Un enjeu qui n’est pas tout à fait clair pour moi, dans mon féminisme, c’est d’une part préserver l’insouciance des jeunes filles et d’autre part les protéger des regards masculins. Leur insouciance est magnifique… On aimerait que certains regards n’existent pas, ça ne devrait pas être aux jeunes filles de se canaliser mais tant que nous ne sommes pas dans cette Utopie, c’est difficile. Ça m'est déjà arrivée de me faire la réflexion en me disant « Si j’avais une fille qui s’habillait comme ça » ! C’est là qu’on se retrouve un peu écartelé entre nos slogans féministes et la réalité. Les regards carnivores sont là…

Lia : Oui, c’est paradoxal… Je reviens à ce que tu disais du miroir, en effet, c’est devenu rare les personnes qui ne se regardent pas ou peu.
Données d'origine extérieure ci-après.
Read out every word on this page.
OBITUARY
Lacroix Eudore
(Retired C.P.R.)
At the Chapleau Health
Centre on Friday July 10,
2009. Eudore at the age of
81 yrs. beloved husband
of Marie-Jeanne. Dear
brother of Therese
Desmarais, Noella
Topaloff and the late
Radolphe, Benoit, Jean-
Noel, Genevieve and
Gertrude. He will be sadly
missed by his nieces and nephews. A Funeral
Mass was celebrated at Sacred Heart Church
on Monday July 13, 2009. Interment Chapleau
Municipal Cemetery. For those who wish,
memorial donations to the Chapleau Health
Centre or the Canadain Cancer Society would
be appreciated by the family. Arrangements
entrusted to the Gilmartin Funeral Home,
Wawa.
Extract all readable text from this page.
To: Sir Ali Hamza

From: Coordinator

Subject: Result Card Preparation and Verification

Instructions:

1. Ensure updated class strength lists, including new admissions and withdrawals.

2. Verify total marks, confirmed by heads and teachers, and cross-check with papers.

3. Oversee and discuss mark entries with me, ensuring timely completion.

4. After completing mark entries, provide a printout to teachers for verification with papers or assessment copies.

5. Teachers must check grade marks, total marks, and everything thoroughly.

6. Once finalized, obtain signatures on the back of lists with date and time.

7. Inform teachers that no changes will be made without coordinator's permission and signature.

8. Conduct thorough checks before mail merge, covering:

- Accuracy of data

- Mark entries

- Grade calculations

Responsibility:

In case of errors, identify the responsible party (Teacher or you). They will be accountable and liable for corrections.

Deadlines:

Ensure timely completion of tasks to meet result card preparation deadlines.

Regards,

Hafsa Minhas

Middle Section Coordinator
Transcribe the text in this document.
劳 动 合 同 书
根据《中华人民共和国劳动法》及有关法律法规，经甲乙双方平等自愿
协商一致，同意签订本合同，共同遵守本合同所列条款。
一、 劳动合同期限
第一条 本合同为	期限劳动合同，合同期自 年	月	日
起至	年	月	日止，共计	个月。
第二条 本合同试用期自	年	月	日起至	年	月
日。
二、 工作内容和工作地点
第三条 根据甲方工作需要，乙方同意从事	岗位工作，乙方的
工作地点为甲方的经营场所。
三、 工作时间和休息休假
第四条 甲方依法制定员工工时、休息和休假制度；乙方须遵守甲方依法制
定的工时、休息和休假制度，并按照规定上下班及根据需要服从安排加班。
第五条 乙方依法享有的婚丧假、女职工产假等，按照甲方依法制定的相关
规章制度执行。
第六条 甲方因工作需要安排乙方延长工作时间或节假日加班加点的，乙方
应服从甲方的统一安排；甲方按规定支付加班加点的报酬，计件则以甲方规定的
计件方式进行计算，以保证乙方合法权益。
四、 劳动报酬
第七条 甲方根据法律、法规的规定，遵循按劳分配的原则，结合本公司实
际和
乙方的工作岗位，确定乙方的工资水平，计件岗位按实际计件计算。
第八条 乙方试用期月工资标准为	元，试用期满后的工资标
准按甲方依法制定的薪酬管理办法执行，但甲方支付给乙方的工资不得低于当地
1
Aujourd’hui, les écrans font office de miroir, on se regarde beaucoup plus, il n’y a plus de complexe à se regarder, même en public (rires) ! Il y a encore quelques années, une personne marchant dans la rue qui regardait son reflet passait pour narcissique, aujourd’hui, tu peux marcher dans la rue face à ton reflet dans l’écran, c’est presque devenu banal. 

Nine : Je pense qu’on se sera vraiment libéré de quelque chose quand on saura prendre de la distance avec son image.